During the State of the Union address in January, President Obama stated that making broadband available for 98% of Americans is essential to “winning the future.” According to the Federal Communications Commission’s (FCC, www.fcc.gov) National Broadband Plan, broadband can serve as the foundation for long-term economic growth, investment and job creation.
The following day, the FCC approved a waiver allowing LightSquared LLC—a satellite firm based in Reston, VA—to build its 40,000 planned ground support stations (terrestrial transmitters) for wireless communication in frequencies on either side of the GPS L1 band. LightSquared’s goal is to build an open wireless broadband network able to support current and future wireless devices without restriction. The technology, called Long Term Evolution (LTE) is a widely adopted 4G mobile standard globally. This LTE network will be combined with commercial satellites to create not only nationwide 4G coverage, but a LTE-satellite network—a first in the world.
The FCC and LightSquared see the launch of a nationwide broadband service as an opportunity to introduce a new competitive force into the market for high-speed wireless internet services, a service that would affect all 260 million Americans.
After several companies, GPS system providers and government agencies opposed the waiver due to worries of interference with their satellite-based product and vehicle offerings, LightSquared’s waiver was granted on the condition that solutions were found and the interference problems resolved.
Objections from the GPS industry included worry that the transmitters from LightSquared would cause interference that could affect safety due to inoperable or unreliable signals.
On February 25, the proposed work plan (as required by FCC per the waiver agreement), developed in cooperation with the U.S. GPS Industry Council (USGIC), was submitted to analyze the potential interference to GPS devices. The group would identify and agree upon interference analysis, evaluate test methodologies, determine the devices and scenarios to be tested (both lab and field test environments) and analyze test results to determine measures to correct any interference problems.
In a letter to the FCC from Fugro EarthData Inc. president Edward Saade stated, "Resolution of interference has to be the obligation of LightSquared, not the extensive GPS user community. LightSquared must bear the costs of preventing interference emanating from their devices."
The FCC argued the "responsibility for protecting services rests not only on new entrants to a spectrum, but also on incumbent users themselves who must use receivers that reasonably discriminate against the reception of signals outside their allocated spectrum.
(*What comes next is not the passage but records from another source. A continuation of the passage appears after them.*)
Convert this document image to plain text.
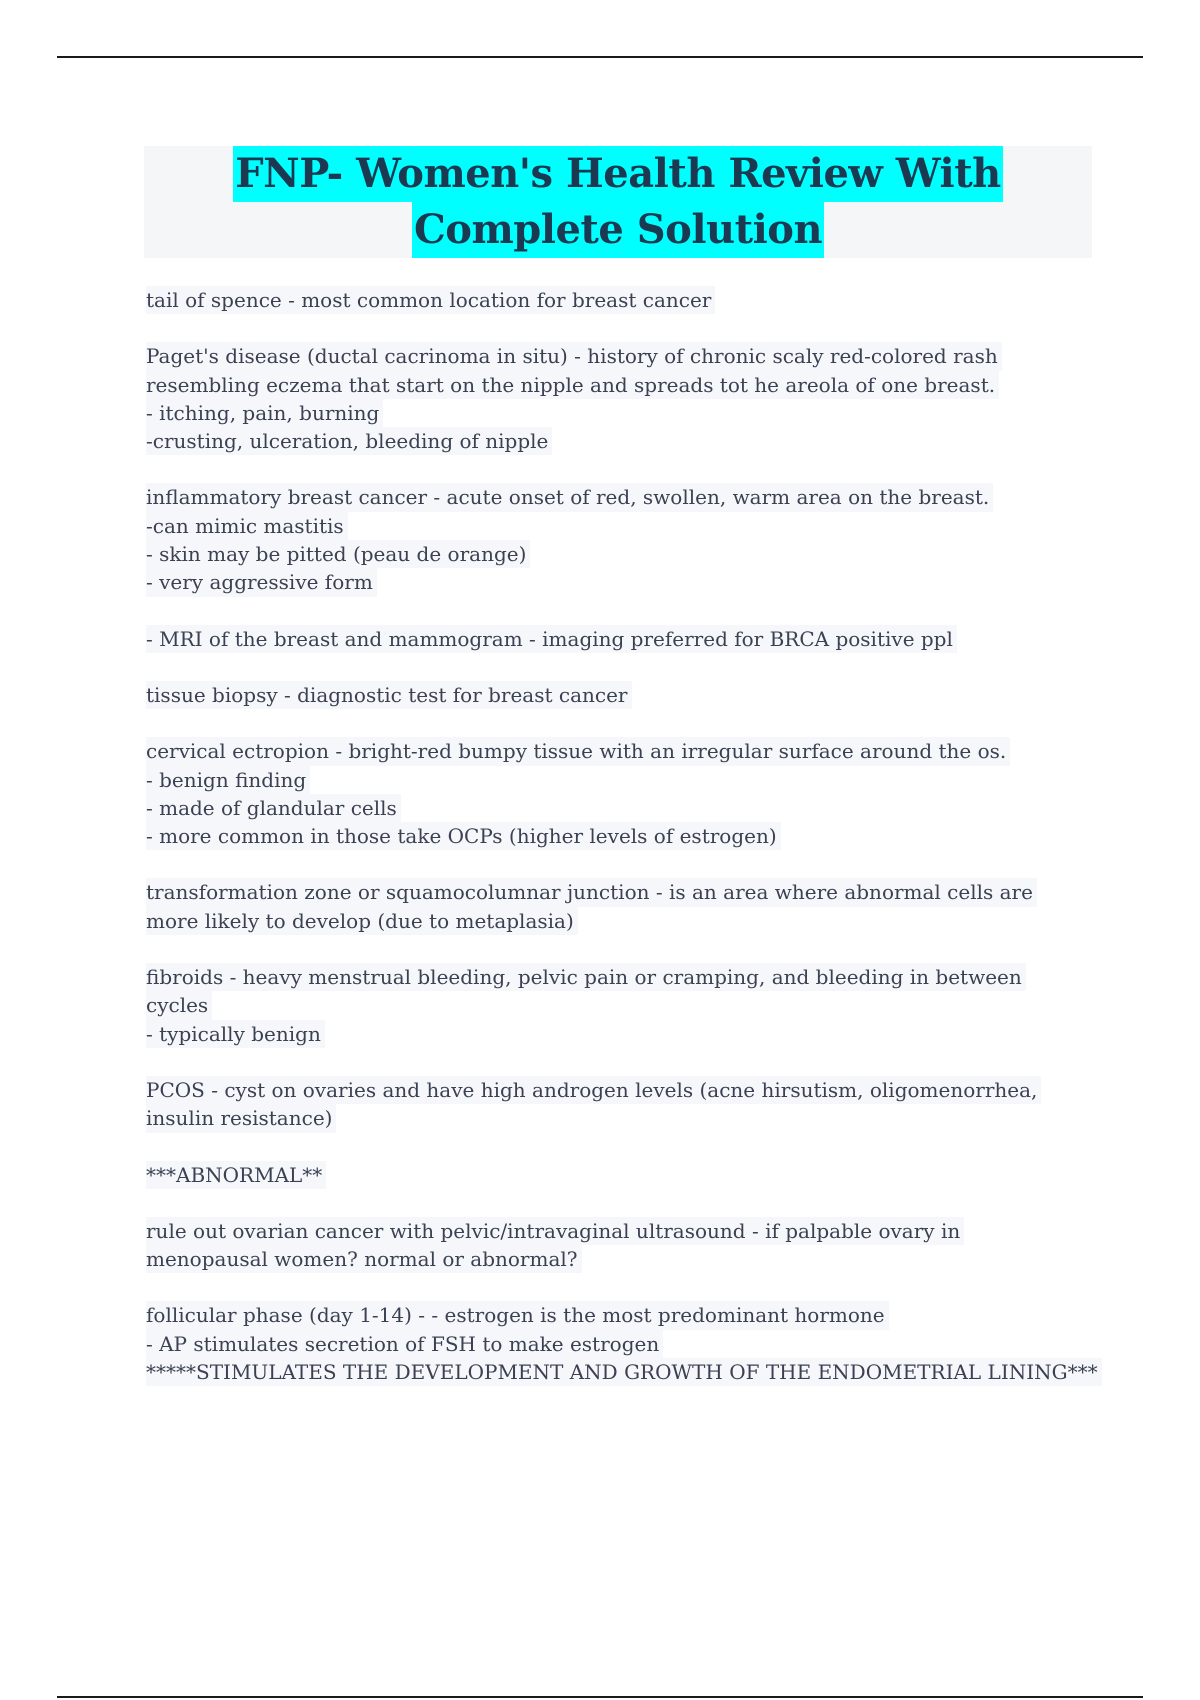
FNP- Women's Health Review With
Complete Solution
tail of spence - most common location for breast cancer
Paget's disease (ductal cacrinoma in situ) - history of chronic scaly red-colored rash
resembling eczema that start on the nipple and spreads tot he areola of one breast.
- itching, pain, burning
-crusting, ulceration, bleeding of nipple
inflammatory breast cancer - acute onset of red, swollen, warm area on the breast.
-can mimic mastitis
- skin may be pitted (peau de orange)
- very aggressive form
- MRI of the breast and mammogram - imaging preferred for BRCA positive ppl
tissue biopsy - diagnostic test for breast cancer
cervical ectropion - bright-red bumpy tissue with an irregular surface around the os.
- benign finding
- made of glandular cells
- more common in those take OCPs (higher levels of estrogen)
transformation zone or squamocolumnar junction - is an area where abnormal cells are
more likely to develop (due to metaplasia)
fibroids - heavy menstrual bleeding, pelvic pain or cramping, and bleeding in between
cycles
- typically benign
PCOS - cyst on ovaries and have high androgen levels (acne hirsutism, oligomenorrhea,
insulin resistance)
***ABNORMAL**
rule out ovarian cancer with pelvic/intravaginal ultrasound - if palpable ovary in
menopausal women? normal or abnormal?
follicular phase (day 1-14) - - estrogen is the most predominant hormone
- AP stimulates secretion of FSH to make estrogen
*****STIMULATES THE DEVELOPMENT AND GROWTH OF THE ENDOMETRIAL LINING***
In the case of GPS, we note that extensive terrestrial operations have been anticipated in the L-band for at least 8 years."
LightSquared assures that it is not its waves bleeding into the GPS spectrum, but rather GPS bleeding into the LightSquared spectrum because the devices have been designed over the years without the proper filtration.
"Nonetheless, it was such a big problem that LightSquared is going to rearrange the way it’s going to launch and has proposed to move to a different slice of spectrum as far away from GPS as it can go," says Chris Stern, spokesman for LightSquared. "The proposal is currently [as of July 15] in front of the FCC and takes care of 99.5% of all GPS devices, essentially 300 million cell phones.
"The 0.5% of precision GPS is still a problem," he admits, though he also adds that LightSquared looks forward to working together with the GPS industry and engineers to find a solution.
Precise positioning opposition
In the past couple of month, the GPS industry, industry organizations in construction, agriculture and transportation, as well as the Association of Equipment Manufacturers (AEM) have been relentlessly campaigning to protect GPS signals and the industries that use them.
AEM's president Dennis Slater issues a statement asking Congress to stop plans for disruption of GPS signals.